It makes a big difference as to whether you visit your doctor in the morning or later in the day a recent study has revealed.
A study done by researchers at he University of Pennsylvania and published by the Journal of the American Medical Association (JAMA) showed that patients who were eligible and being examined by their primary care physicians early in the morning received 64% more orders to be screened for breast cancer but by later in the afternoon the same doctors only ordered 48% of eligible patients to be screened for cancer.
And the results were the same for patients who were eligible to be screened for colon cancers. More tests were ordered earlier in the day than later in the day with
37 % of tests being ordered for 8 am patients but only 23% for patients at 5pm.
The study suggests that ‘decision fatigue,’ described as the mental burn out which makes it harder for people to make decisions the farther into their day it gets could be the reason for the drop-off in ordering of tests by the doctors in the later part of the day.
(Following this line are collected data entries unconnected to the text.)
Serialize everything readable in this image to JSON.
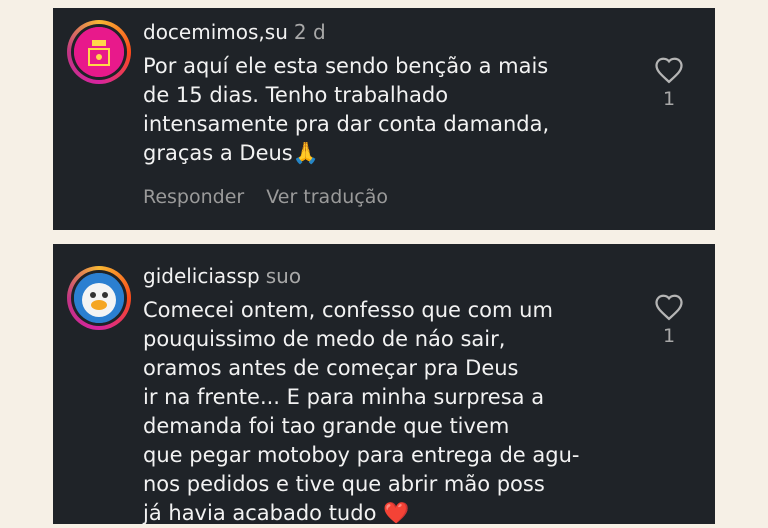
{
  "comments": [
    {
      "username": "docemimos,su",
      "time": "2 d",
      "lines": [
        "Por aquí ele esta sendo benção a mais",
        "de 15 dias. Tenho trabalhado",
        "intensamente pra dar conta damanda,",
        "graças a Deus🙏"
      ],
      "reply_label": "Responder",
      "translate_label": "Ver tradução",
      "likes": "1"
    },
    {
      "username": "gideliciassp",
      "time": "suo",
      "lines": [
        "Comecei ontem, confesso que com um",
        "pouquissimo de medo de náo sair,",
        "oramos antes de começar pra Deus",
        "ir na frente... E para minha surpresa a",
        "demanda foi tao grande que tivem",
        "que pegar motoboy para entrega de agu-",
        "nos pedidos e tive que abrir mão poss",
        "já havia acabado tudo ❤️"
      ],
      "likes": "1"
    }
  ],
  "colors": {
    "background": "#f6f0e6",
    "card": "#1f2328",
    "text": "#f2f2f2",
    "muted": "#a8a8a8"
  },
  "icons": {
    "like": "heart-outline-icon"
  }
}
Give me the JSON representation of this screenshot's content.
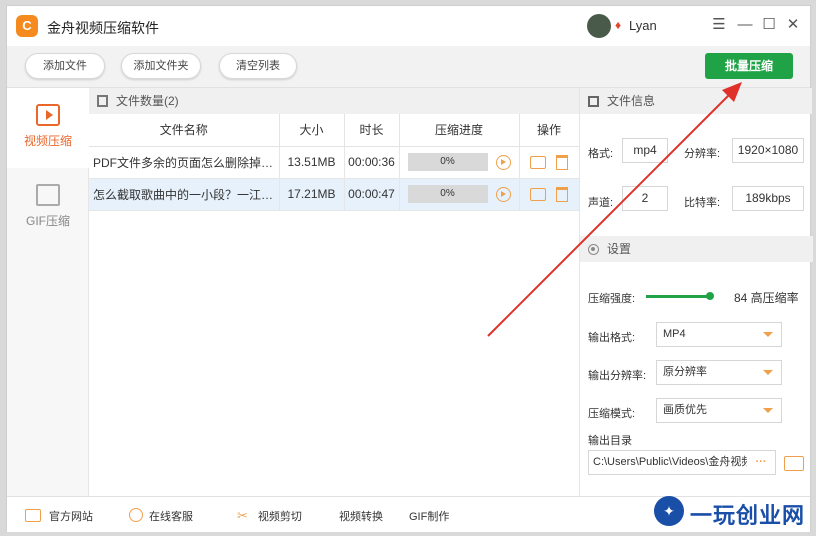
{
  "app": {
    "title": "金舟视频压缩软件",
    "logo_letter": "C",
    "user": "Lyan"
  },
  "window_controls": {
    "menu": "☰",
    "minimize": "—",
    "maximize": "☐",
    "close": "✕"
  },
  "toolbar": {
    "add_file": "添加文件",
    "add_folder": "添加文件夹",
    "clear_list": "清空列表",
    "batch_compress": "批量压缩"
  },
  "nav": {
    "video_compress": "视频压缩",
    "gif_compress": "GIF压缩"
  },
  "files": {
    "header": "文件数量(2)",
    "columns": [
      "文件名称",
      "大小",
      "时长",
      "压缩进度",
      "操作"
    ],
    "rows": [
      {
        "name": "PDF文件多余的页面怎么删除掉？...",
        "size": "13.51MB",
        "duration": "00:00:36",
        "progress": "0%"
      },
      {
        "name": "怎么截取歌曲中的一小段？一江下...",
        "size": "17.21MB",
        "duration": "00:00:47",
        "progress": "0%"
      }
    ]
  },
  "file_info": {
    "header": "文件信息",
    "format_label": "格式:",
    "format_value": "mp4",
    "resolution_label": "分辨率:",
    "resolution_value": "1920×1080",
    "channels_label": "声道:",
    "channels_value": "2",
    "bitrate_label": "比特率:",
    "bitrate_value": "189kbps"
  },
  "settings": {
    "header": "设置",
    "strength_label": "压缩强度:",
    "strength_value": 84,
    "strength_text": "84 高压缩率",
    "out_format_label": "输出格式:",
    "out_format_value": "MP4",
    "out_res_label": "输出分辨率:",
    "out_res_value": "原分辨率",
    "mode_label": "压缩模式:",
    "mode_value": "画质优先",
    "out_dir_label": "输出目录",
    "out_dir_value": "C:\\Users\\Public\\Videos\\金舟视频",
    "browse": "···"
  },
  "footer": {
    "website": "官方网站",
    "support": "在线客服",
    "cut": "视频剪切",
    "convert": "视频转换",
    "gif": "GIF制作"
  },
  "watermark": {
    "text": "一玩创业网"
  },
  "colors": {
    "accent_green": "#1fa346",
    "accent_orange": "#e9672b",
    "icon_orange": "#f0a04a",
    "arrow_red": "#e0302a",
    "selected_row": "#e6f1fb"
  }
}
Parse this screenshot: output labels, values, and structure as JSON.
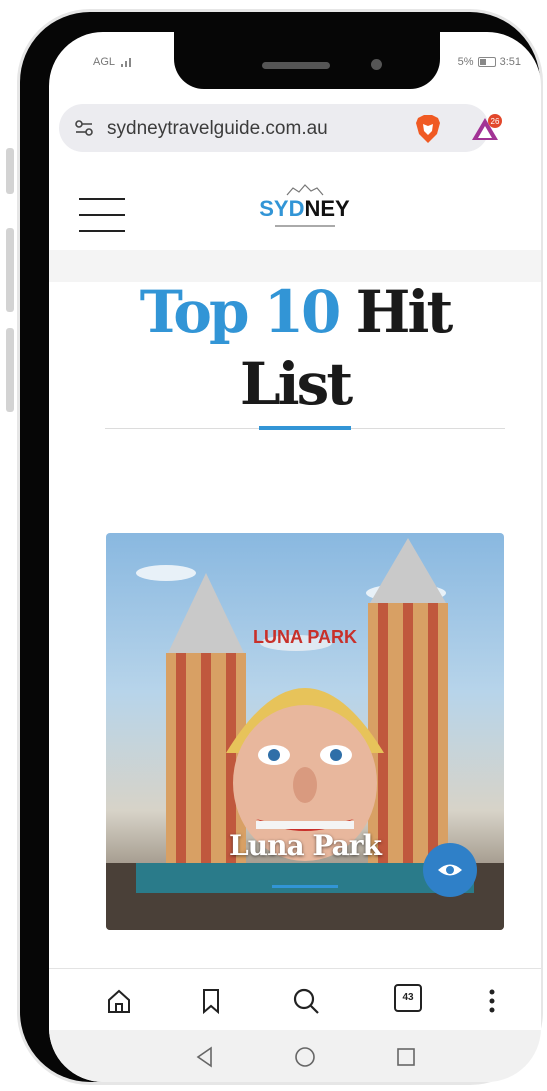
{
  "status_bar": {
    "carrier": "AGL",
    "battery_percent": "5%",
    "time": "3:51"
  },
  "address_bar": {
    "url": "sydneytravelguide.com.au",
    "reward_badge_count": "26"
  },
  "site_header": {
    "logo": {
      "part1": "SYD",
      "part2": "NEY"
    }
  },
  "page": {
    "heading": {
      "accent": "Top 10",
      "line1_rest": "Hit",
      "line2": "List"
    },
    "card": {
      "title": "Luna Park",
      "sign_text": "LUNA PARK"
    }
  },
  "toolbar": {
    "tab_count": "43"
  },
  "colors": {
    "accent": "#3295d6",
    "frame": "#060606",
    "fab": "#2f80c8"
  },
  "icons": [
    "home-icon",
    "bookmark-icon",
    "search-icon",
    "tabs-icon",
    "more-menu-icon",
    "back-icon",
    "nav-home-icon",
    "recents-icon",
    "site-settings-icon",
    "brave-shield-icon",
    "brave-rewards-icon",
    "hamburger-menu-icon",
    "eye-icon"
  ]
}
The study also acknowledged though the possibility of doctors running out of time because they were getting behind on their appointments.
Researchers also suggested that as the day progresses, physicians may spend less time discussing screenings with their patients because they have already done so a number of times as well as the possibility that later in the day, patients are in a hurry to get done with their appointment and don’t want to take the extra time to discuss a cancer screening.
This study presents a sobering observation of decision fatigue which does not only include the medical profession but also in other areas such as video streaming tendencies, water polo players and even parole decisions in law enforcement when decisions are made later in the day.
To remedy this situation for afternoon decision fatigue in the medical community, ‘nudges’ or reminders are made to doctors electronically on computers to discuss with their patients who are eligible for cancer or colorectal screenings to have one done.
Dr. Mitesh Patel, who is the director of the Penn Medicine Nudge Unit and who is an assistant professor of Medicine at the University of Pennsylvania, says “Our new study adds to the growing evidence that time of day and decision fatigue impacts patient care. In past work, we’ve found that nudges in the electronic health record can be used to address these types of gaps in care, which we suspect will be the case here.”